How can a "leader" vote against charter schools? Not much of a leader if you ask me. They are the wave of the future in getting better classroom teachers and not keeping 25-30 yr old employees who sit around waiting for those fat pensions. Of course you have to blame their supervisors for not getting rid of them sooner.

People are always scared that someone else will show them up.

0

micronmike 2 years, 8 months ago

Fat pension?????? Why do all retired teachers have a job and sub. teacher?

0

Jan 2 years, 8 months ago

Newsreader: Let me clarify for you.
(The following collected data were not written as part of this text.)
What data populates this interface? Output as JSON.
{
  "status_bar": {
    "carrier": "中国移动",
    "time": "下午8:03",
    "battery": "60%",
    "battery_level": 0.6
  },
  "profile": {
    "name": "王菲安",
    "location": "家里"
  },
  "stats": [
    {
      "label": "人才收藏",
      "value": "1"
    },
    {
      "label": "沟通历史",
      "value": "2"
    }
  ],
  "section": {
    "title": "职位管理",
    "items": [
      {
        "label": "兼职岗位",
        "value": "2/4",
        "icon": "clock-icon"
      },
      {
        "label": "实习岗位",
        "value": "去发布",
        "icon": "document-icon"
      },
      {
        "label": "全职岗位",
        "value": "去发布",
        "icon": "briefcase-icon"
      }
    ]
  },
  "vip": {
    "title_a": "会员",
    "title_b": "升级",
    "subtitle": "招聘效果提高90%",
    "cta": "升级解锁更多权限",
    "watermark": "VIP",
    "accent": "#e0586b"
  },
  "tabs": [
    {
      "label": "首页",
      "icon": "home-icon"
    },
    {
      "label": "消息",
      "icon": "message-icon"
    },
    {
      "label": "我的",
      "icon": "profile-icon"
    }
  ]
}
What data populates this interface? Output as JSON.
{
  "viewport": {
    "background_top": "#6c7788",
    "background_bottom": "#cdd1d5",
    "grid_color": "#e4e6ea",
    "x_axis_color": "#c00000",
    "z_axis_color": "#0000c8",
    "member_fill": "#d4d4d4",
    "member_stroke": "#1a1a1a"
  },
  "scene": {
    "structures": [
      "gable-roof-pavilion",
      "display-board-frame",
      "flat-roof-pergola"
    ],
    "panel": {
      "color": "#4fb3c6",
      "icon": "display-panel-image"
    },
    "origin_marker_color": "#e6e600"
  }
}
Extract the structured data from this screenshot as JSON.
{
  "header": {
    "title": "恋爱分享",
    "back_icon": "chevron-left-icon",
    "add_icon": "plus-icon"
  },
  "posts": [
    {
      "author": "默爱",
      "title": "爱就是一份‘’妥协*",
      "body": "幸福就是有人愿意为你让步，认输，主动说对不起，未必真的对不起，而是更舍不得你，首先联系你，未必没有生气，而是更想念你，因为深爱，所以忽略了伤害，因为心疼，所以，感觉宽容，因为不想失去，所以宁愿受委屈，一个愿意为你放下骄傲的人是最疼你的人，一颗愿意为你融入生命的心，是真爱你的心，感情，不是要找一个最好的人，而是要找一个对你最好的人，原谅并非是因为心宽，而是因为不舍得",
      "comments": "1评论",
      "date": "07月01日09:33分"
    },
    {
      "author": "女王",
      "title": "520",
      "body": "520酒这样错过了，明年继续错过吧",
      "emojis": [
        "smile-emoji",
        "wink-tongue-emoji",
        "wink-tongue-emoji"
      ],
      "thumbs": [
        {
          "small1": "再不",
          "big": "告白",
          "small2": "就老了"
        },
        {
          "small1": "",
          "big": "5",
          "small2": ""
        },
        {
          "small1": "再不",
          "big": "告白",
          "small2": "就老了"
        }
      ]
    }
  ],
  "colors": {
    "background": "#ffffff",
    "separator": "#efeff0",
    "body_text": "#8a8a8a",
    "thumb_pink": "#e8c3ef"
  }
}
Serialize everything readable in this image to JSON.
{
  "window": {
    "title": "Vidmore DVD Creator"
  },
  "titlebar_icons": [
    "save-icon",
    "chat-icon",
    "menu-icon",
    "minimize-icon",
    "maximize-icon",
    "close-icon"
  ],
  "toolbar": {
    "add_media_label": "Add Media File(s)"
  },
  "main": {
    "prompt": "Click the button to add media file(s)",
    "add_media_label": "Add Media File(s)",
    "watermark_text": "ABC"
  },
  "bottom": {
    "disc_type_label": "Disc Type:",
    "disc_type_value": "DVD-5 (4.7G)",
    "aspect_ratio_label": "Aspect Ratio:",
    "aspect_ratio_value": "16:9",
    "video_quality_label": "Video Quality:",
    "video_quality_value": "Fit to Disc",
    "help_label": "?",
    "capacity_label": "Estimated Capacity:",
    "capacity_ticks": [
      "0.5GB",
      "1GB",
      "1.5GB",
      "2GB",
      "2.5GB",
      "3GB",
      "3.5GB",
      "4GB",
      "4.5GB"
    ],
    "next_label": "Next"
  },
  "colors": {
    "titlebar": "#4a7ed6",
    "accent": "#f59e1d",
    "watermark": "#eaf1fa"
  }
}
Obviously you do not understand the facts. It is a fact that charter schools have not, in the 20 years they have been here, been able to demonstrate any improvement over public education. This is not an opinion, as you apparently want to categorize it. The data shows that about 1/3 of charters perform significantly below public schools while only half as many performed better. Studies do show a correlation between other factors. For instance, most states with teacher unions outperform most states without teacher unions. Of course, this is not because teachers are allowed to pay dues. Teacher unions do bargain for better classroom conditions, up to date equipment and texts and other things that improves the learning environment. Contrary to your apparent opinion, very few teachers are in it for the pension. Most teachers would earn more in the private sector and have larger pensions. Shouldn't we do what works before committing public funds into a losing bet?